Abstract
As a natural gas well ages, liquid loading is frequently encountered, accompanied by the tubing scaling and corrosion, leading to the decrease of gas production rate and many other side effects, which may in turn cease the gas production. Thus, to accurately predict liquid loading onset is of significant importance in gas wells for the sake of stable production. With years’ research and development in natural gas industry, the liquid loading onset prediction models prevail in the existing literature. Mainly based on the droplet falling back, liquid film adverse flow or energy mechanisms, the critical gas velocity or flow rate at the transition boundaries of flow regimes in gas wells can be calculated. However, a universally validated model, whether empirical or none-empirical, that is applicable to predict the onset of liquid loading in versatile gas wells conditions, e.g. horizontal, vertical and inclined, is still unavailable yet.
In this paper, a complete literature review and investigation of these existing liquid loading onset prediction models were conducted. The detailed information of more than 600 gas wells, including well geometries, gas properties, operation conditions etc., from different gas fields was obtained. Then, the validity of various liquid loading onset prediction models can be evaluated by a novel model ranking approach.
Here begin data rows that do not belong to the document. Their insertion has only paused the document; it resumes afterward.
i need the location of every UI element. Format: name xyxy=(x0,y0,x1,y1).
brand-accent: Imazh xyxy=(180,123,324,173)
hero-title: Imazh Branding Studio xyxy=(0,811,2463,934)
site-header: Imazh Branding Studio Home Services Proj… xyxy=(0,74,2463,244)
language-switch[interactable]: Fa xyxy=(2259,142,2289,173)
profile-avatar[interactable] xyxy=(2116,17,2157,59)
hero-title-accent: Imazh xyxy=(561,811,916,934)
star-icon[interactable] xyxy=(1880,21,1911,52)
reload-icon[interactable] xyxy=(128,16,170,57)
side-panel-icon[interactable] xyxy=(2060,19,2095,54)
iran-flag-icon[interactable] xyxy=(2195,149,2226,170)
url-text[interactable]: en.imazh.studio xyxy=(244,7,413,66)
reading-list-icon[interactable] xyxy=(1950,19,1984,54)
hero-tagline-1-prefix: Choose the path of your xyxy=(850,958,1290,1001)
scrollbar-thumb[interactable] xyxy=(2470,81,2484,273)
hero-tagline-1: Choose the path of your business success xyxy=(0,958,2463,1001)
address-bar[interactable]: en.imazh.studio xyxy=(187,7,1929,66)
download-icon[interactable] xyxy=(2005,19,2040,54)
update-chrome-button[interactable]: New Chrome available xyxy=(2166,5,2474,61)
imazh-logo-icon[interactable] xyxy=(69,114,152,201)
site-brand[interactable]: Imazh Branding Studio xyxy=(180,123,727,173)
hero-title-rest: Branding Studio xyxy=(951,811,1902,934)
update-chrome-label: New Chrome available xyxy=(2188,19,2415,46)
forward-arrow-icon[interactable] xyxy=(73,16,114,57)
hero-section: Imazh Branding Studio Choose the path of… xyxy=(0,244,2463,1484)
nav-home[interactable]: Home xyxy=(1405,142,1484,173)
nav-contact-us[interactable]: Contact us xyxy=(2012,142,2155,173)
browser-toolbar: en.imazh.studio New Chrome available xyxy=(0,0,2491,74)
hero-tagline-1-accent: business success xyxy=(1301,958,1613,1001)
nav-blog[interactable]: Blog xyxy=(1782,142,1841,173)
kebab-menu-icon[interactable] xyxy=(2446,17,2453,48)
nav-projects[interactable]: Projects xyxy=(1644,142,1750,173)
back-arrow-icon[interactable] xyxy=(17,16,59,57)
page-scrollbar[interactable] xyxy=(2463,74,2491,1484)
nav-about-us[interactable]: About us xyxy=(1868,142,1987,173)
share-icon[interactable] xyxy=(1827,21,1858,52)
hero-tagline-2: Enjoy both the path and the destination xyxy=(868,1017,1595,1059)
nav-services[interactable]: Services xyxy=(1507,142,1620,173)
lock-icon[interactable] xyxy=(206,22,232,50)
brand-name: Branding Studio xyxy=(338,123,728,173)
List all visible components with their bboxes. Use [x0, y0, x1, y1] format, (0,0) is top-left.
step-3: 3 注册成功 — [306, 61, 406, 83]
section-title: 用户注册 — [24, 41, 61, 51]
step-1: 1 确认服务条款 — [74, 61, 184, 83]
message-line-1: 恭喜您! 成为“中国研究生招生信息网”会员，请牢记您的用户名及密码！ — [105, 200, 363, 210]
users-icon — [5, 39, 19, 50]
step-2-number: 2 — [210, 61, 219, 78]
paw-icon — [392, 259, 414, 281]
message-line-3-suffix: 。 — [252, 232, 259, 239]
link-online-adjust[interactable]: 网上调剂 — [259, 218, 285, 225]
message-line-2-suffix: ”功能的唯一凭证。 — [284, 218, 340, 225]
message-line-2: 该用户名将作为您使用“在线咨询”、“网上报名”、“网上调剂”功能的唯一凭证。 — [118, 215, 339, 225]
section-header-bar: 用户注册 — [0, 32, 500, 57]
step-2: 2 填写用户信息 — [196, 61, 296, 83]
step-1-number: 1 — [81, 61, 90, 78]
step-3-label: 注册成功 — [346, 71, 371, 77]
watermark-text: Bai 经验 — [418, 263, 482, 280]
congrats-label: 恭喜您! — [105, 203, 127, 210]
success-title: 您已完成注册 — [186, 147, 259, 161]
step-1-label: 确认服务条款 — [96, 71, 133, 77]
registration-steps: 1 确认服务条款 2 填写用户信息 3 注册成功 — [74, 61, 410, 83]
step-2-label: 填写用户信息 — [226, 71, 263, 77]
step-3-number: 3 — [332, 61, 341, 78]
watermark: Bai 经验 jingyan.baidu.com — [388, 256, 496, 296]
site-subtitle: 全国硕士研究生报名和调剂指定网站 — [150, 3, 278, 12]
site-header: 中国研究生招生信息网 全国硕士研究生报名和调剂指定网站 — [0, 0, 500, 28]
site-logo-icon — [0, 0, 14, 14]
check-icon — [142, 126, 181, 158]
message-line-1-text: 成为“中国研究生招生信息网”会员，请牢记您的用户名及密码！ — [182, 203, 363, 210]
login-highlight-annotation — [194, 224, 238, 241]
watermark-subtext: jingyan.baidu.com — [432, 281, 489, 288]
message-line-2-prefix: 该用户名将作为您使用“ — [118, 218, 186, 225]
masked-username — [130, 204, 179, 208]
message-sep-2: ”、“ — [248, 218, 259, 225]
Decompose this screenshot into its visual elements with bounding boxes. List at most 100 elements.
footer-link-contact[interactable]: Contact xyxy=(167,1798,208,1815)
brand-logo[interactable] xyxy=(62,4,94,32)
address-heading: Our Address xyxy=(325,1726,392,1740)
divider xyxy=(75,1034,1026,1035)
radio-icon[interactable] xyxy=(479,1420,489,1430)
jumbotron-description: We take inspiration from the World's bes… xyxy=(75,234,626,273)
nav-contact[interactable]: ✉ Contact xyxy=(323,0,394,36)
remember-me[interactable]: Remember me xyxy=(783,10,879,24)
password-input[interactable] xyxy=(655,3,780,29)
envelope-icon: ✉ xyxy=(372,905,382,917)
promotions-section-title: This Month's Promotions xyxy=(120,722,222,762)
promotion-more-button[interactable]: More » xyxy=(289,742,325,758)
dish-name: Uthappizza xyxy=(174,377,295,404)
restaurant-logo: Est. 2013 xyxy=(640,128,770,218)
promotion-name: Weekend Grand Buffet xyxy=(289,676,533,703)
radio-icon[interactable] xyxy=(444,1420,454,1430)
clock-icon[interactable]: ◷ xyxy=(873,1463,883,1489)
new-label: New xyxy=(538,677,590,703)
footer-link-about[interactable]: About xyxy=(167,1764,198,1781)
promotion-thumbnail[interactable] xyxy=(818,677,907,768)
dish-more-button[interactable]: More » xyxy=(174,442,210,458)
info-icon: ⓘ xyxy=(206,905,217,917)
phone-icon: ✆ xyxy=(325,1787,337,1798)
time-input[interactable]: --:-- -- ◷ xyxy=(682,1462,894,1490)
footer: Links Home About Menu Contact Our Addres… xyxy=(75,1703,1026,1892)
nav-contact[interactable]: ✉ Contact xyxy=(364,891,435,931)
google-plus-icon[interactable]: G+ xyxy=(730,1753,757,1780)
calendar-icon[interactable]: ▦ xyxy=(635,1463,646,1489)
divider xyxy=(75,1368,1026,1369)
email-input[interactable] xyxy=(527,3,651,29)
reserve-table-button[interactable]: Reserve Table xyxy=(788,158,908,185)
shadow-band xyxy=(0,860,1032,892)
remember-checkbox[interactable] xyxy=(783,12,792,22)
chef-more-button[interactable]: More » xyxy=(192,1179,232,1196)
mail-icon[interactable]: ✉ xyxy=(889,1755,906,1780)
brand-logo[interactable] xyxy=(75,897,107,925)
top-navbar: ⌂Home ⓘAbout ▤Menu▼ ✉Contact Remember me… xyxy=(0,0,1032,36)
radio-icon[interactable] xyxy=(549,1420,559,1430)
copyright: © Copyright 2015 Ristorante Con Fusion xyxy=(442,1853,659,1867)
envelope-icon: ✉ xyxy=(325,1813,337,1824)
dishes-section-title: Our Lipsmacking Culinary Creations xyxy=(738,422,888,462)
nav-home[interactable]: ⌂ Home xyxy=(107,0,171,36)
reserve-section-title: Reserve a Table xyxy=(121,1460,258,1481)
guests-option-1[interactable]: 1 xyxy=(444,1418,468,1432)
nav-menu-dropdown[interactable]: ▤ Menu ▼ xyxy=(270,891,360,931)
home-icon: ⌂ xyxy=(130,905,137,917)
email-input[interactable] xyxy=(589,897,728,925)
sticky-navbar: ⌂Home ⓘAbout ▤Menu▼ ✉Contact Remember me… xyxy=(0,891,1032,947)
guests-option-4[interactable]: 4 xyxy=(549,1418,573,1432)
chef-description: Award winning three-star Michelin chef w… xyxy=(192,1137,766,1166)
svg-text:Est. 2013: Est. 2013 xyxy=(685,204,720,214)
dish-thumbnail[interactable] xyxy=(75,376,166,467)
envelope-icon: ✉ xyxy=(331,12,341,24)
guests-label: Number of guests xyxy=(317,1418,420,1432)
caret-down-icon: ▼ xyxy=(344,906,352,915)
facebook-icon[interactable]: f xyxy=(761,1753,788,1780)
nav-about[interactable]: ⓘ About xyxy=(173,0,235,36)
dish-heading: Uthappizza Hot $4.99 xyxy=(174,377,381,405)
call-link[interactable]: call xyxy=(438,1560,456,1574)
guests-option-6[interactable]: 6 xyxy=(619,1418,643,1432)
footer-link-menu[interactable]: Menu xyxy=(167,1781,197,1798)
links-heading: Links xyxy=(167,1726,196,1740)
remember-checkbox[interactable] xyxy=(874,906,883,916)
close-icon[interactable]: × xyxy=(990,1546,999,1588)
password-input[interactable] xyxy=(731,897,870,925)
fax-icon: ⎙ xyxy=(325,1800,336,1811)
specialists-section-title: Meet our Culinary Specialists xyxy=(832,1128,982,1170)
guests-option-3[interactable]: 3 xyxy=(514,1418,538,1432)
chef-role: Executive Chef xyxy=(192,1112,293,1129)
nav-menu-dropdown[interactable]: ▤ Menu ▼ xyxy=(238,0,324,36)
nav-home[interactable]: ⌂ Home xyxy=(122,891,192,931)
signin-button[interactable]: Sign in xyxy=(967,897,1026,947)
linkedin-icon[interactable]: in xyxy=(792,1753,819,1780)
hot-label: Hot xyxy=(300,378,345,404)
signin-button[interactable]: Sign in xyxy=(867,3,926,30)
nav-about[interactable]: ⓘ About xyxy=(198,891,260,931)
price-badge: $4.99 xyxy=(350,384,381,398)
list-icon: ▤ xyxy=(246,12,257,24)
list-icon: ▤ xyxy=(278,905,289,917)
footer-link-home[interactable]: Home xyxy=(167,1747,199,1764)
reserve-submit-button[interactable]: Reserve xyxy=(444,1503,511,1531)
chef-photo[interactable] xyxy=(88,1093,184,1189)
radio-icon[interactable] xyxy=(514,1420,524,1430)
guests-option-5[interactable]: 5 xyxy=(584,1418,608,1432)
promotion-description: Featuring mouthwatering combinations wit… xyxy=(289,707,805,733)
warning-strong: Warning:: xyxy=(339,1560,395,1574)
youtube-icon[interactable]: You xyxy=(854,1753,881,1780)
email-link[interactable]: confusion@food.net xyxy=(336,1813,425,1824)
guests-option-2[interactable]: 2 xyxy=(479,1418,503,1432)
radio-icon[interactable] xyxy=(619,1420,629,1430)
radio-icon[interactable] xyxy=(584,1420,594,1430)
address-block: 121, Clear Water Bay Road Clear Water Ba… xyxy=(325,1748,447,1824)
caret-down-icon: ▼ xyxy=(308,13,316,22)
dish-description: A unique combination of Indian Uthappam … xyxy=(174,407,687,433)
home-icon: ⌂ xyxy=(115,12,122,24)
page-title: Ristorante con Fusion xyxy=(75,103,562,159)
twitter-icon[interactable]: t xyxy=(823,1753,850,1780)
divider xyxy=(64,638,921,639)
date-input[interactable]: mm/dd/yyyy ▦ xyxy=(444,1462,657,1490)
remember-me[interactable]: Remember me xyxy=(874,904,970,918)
To fully account for the effects of gas well properties (including but not limited to production, wellhead pressure, pipe diameter) to the model prediction accuracy, the proposed method in this paper employs data clustering and normalization techniques, as well as the statistical relative error analysis, to rank and select the best suitable model for each specific gas well. An extensive comparison and verification of the ranking approach indicates that the proposed method provides a good reference for the rational production allocation and stable production of gas wells.